Red. naczelni Washington Post i LA Times chcieli wyrazić poparcie dla Kamali Harris, ale teksty się nie ukazały
"Wracamy do korzeni"
"Washington Post" poinformował, że nie popierać żadnego kandydata postanowił właściciel gazety, miliarder, założyciel Amazona, Jeff Bezos. Biznesmen uznał, że gazeta nie powinna jednoznacznie opowiadać się po stronie którejkolwiek partii i ma zachować neutralność.
Wracamy do naszych korzeni, czyli niepopierania kandydatów na prezydenta. Postrzegamy to jako zgodne z wartościami, których +The Post+ zawsze bronił i czego oczekujemy od lidera: charakteru i odwagi w służbie amerykańskiej etyce, poszanowania dla rządów prawa i szacunku dla wolności człowieka we wszystkich jej aspektach
– wyjaśnił Lewis.
Czytaj również: Postępowa Kanada ogranicza imigrację
Tekst z poparciem dla Harris był już gotowy
Pracownicy strony redakcyjnej +The Post+ przygotowali projekt poparcia dla wiceprezydent Kamali Harris i był on gotowy do zatwierdzenia przez zarząd.
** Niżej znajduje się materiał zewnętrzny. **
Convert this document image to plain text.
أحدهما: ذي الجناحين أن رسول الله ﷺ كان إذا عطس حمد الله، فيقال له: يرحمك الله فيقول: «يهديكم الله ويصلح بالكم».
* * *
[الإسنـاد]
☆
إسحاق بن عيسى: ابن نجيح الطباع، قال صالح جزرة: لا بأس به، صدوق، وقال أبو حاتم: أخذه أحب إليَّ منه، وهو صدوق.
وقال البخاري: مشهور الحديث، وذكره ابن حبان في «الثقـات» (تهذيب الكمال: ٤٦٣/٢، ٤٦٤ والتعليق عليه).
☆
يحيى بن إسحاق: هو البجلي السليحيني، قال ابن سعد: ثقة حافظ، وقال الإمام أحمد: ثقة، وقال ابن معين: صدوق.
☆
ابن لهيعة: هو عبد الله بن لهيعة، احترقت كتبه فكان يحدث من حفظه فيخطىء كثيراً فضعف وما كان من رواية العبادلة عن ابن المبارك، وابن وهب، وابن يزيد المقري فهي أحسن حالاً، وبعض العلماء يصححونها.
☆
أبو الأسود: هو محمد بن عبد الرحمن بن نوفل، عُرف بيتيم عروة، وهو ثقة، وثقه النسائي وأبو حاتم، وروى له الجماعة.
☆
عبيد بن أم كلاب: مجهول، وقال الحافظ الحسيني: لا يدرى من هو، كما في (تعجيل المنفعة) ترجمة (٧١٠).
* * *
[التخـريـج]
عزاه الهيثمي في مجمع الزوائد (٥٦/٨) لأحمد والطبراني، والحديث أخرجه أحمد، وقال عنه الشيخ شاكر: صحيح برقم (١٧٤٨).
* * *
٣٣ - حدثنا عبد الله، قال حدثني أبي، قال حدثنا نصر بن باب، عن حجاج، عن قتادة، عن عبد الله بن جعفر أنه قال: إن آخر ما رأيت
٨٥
Projekt nigdy nie został jednak opublikowany
– podaje amerykańska telewizja CNN. Jak dodaje, decyzja Bezosa wywołała oburzenie wśród pracowników gazety.
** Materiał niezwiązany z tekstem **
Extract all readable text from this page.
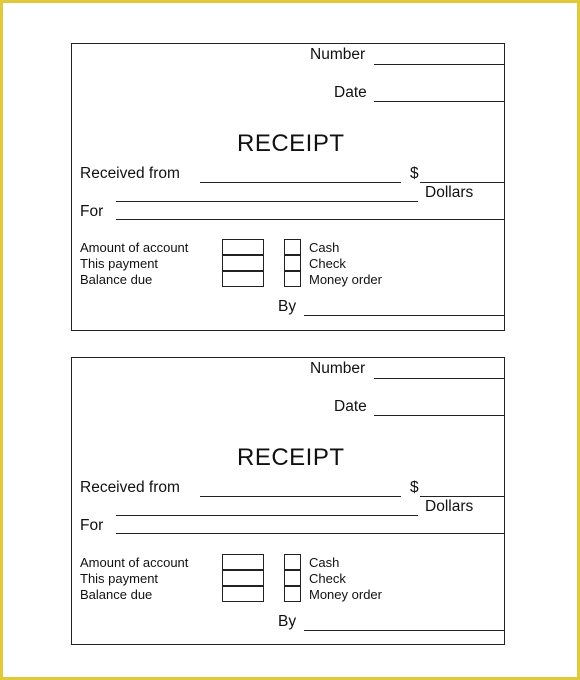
Number
Date
RECEIPT
Received from	$
Dollars
For
Amount of account
This payment
Balance due
Cash
Check
Money order
By
Number
Date
RECEIPT
Received from	$
Dollars
For
Amount of account
This payment
Balance due
Cash
Check
Money order
By
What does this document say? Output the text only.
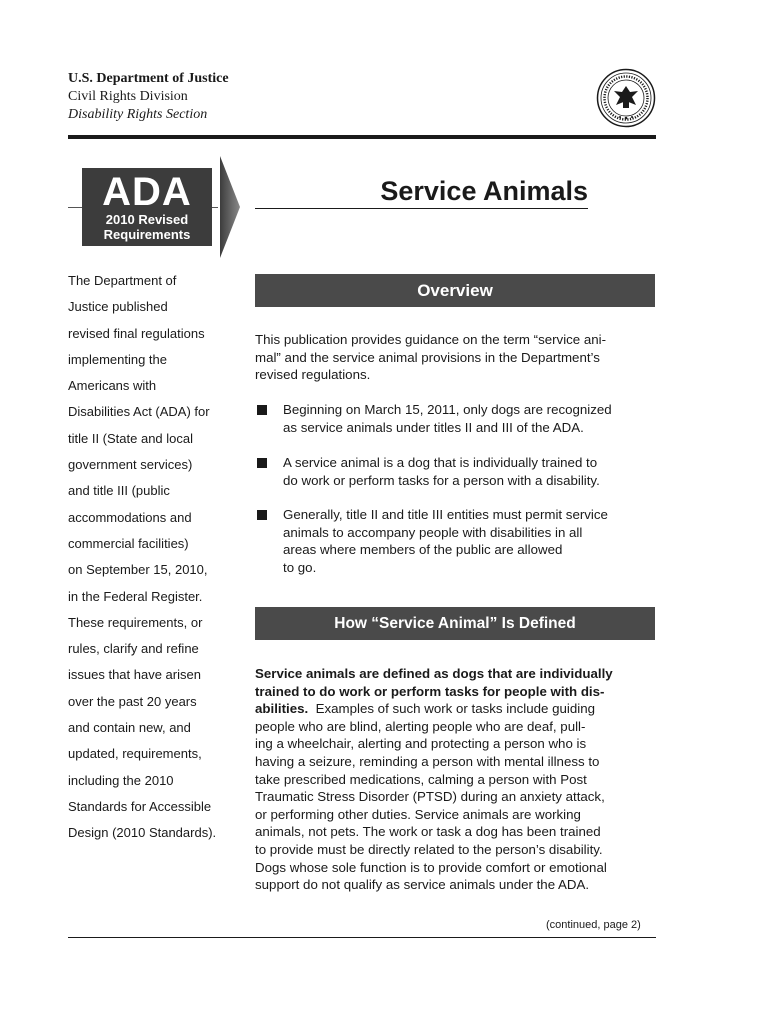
U.S. Department of Justice
Civil Rights Division
Disability Rights Section
ADA
2010 Revised
Requirements
Service Animals
The Department of
Justice published
revised final regulations
implementing the
Americans with
Disabilities Act (ADA) for
title II (State and local
government services)
and title III (public
accommodations and
commercial facilities)
on September 15, 2010,
in the Federal Register.
These requirements, or
rules, clarify and refine
issues that have arisen
over the past 20 years
and contain new, and
updated, requirements,
including the 2010
Standards for Accessible
Design (2010 Standards).
Overview
This publication provides guidance on the term “service ani-
mal” and the service animal provisions in the Department’s
revised regulations.
Beginning on March 15, 2011, only dogs are recognized
as service animals under titles II and III of the ADA.
A service animal is a dog that is individually trained to
do work or perform tasks for a person with a disability.
Generally, title II and title III entities must permit service
animals to accompany people with disabilities in all
areas where members of the public are allowed
to go.
How “Service Animal” Is Defined
Service animals are defined as dogs that are individually
trained to do work or perform tasks for people with dis-
abilities.  Examples of such work or tasks include guiding
people who are blind, alerting people who are deaf, pull-
ing a wheelchair, alerting and protecting a person who is
having a seizure, reminding a person with mental illness to
take prescribed medications, calming a person with Post
Traumatic Stress Disorder (PTSD) during an anxiety attack,
or performing other duties. Service animals are working
animals, not pets. The work or task a dog has been trained
to provide must be directly related to the person’s disability.
Dogs whose sole function is to provide comfort or emotional
support do not qualify as service animals under the ADA.
(continued, page 2)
Przypomnijmy, że "Washington Post" popierał lewicowych kandydatów na prezydenta w każdych wyborach od lat 80.
Redaktor naczelny dziennika Robert Kagan powiedział CNN, że zrezygnował z pracy z powodu decyzji Bezosa. Decyzję wydawcy potępił to też były redaktor naczelny Marty Baron.
Czytaj również: Tragiczna noc na Ukrainie. Dziewięć osób nie żyje na skutek rosyjskich ataków
LA Times również neutralne
Decyzja "WP" zapadła kilka dni po tym, jak właściciel "The Los Angeles Times", Patrick Soon-Shiong, zablokował planowane poparcie dla Harris. Spowodowało to rezygnację trzech członków rady redakcyjnej.
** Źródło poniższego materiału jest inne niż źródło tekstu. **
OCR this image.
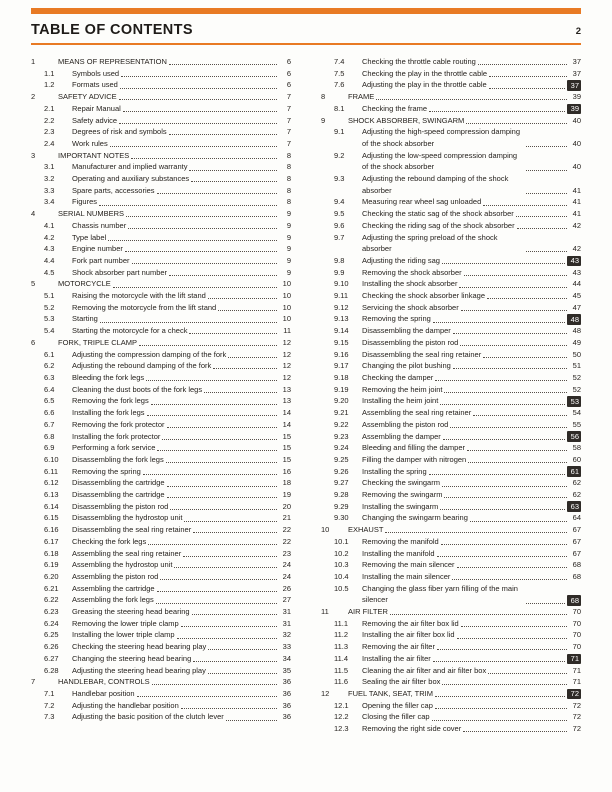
TABLE OF CONTENTS	2
1	MEANS OF REPRESENTATION	6
1.1	Symbols used	6
1.2	Formats used	6
2	SAFETY ADVICE	7
2.1	Repair Manual	7
2.2	Safety advice	7
2.3	Degrees of risk and symbols	7
2.4	Work rules	7
3	IMPORTANT NOTES	8
3.1	Manufacturer and implied warranty	8
3.2	Operating and auxiliary substances	8
3.3	Spare parts, accessories	8
3.4	Figures	8
4	SERIAL NUMBERS	9
4.1	Chassis number	9
4.2	Type label	9
4.3	Engine number	9
4.4	Fork part number	9
4.5	Shock absorber part number	9
5	MOTORCYCLE	10
5.1	Raising the motorcycle with the lift stand	10
5.2	Removing the motorcycle from the lift stand	10
5.3	Starting	10
5.4	Starting the motorcycle for a check	11
6	FORK, TRIPLE CLAMP	12
6.1	Adjusting the compression damping of the fork	12
6.2	Adjusting the rebound damping of the fork	12
6.3	Bleeding the fork legs	12
6.4	Cleaning the dust boots of the fork legs	13
6.5	Removing the fork legs	13
6.6	Installing the fork legs	14
6.7	Removing the fork protector	14
6.8	Installing the fork protector	15
6.9	Performing a fork service	15
6.10	Disassembling the fork legs	15
6.11	Removing the spring	16
6.12	Disassembling the cartridge	18
6.13	Disassembling the cartridge	19
6.14	Disassembling the piston rod	20
6.15	Disassembling the hydrostop unit	21
6.16	Disassembling the seal ring retainer	22
6.17	Checking the fork legs	22
6.18	Assembling the seal ring retainer	23
6.19	Assembling the hydrostop unit	24
6.20	Assembling the piston rod	24
6.21	Assembling the cartridge	26
6.22	Assembling the fork legs	27
6.23	Greasing the steering head bearing	31
6.24	Removing the lower triple clamp	31
6.25	Installing the lower triple clamp	32
6.26	Checking the steering head bearing play	33
6.27	Changing the steering head bearing	34
6.28	Adjusting the steering head bearing play	35
7	HANDLEBAR, CONTROLS	36
7.1	Handlebar position	36
7.2	Adjusting the handlebar position	36
7.3	Adjusting the basic position of the clutch lever	36
7.4	Checking the throttle cable routing	37
7.5	Checking the play in the throttle cable	37
7.6	Adjusting the play in the throttle cable	37
8	FRAME	39
8.1	Checking the frame	39
9	SHOCK ABSORBER, SWINGARM	40
9.1	Adjusting the high-speed compression damping of the shock absorber	40
9.2	Adjusting the low-speed compression damping of the shock absorber	40
9.3	Adjusting the rebound damping of the shock absorber	41
9.4	Measuring rear wheel sag unloaded	41
9.5	Checking the static sag of the shock absorber	41
9.6	Checking the riding sag of the shock absorber	42
9.7	Adjusting the spring preload of the shock absorber	42
9.8	Adjusting the riding sag	43
9.9	Removing the shock absorber	43
9.10	Installing the shock absorber	44
9.11	Checking the shock absorber linkage	45
9.12	Servicing the shock absorber	47
9.13	Removing the spring	48
9.14	Disassembling the damper	48
9.15	Disassembling the piston rod	49
9.16	Disassembling the seal ring retainer	50
9.17	Changing the pilot bushing	51
9.18	Checking the damper	52
9.19	Removing the heim joint	52
9.20	Installing the heim joint	53
9.21	Assembling the seal ring retainer	54
9.22	Assembling the piston rod	55
9.23	Assembling the damper	56
9.24	Bleeding and filling the damper	58
9.25	Filling the damper with nitrogen	60
9.26	Installing the spring	61
9.27	Checking the swingarm	62
9.28	Removing the swingarm	62
9.29	Installing the swingarm	63
9.30	Changing the swingarm bearing	64
10	EXHAUST	67
10.1	Removing the manifold	67
10.2	Installing the manifold	67
10.3	Removing the main silencer	68
10.4	Installing the main silencer	68
10.5	Changing the glass fiber yarn filling of the main silencer	68
11	AIR FILTER	70
11.1	Removing the air filter box lid	70
11.2	Installing the air filter box lid	70
11.3	Removing the air filter	70
11.4	Installing the air filter	71
11.5	Cleaning the air filter and air filter box	71
11.6	Sealing the air filter box	71
12	FUEL TANK, SEAT, TRIM	72
12.1	Opening the filler cap	72
12.2	Closing the filler cap	72
12.3	Removing the right side cover	72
Czytaj również: PO zawiesiła swojego wicemarszałka
Jeff Bezos przypomniał lewicowemu komentariatowi świetą zasadę, że wolność słowa jest dla właściciela medium a nie ich pracowników. Bezos właściciel Washington Post a po nim Soon-Shionga, właściciel Los Angeles Times, zakazali swoim redakcjom wydrukowania poparcia dla Kamali…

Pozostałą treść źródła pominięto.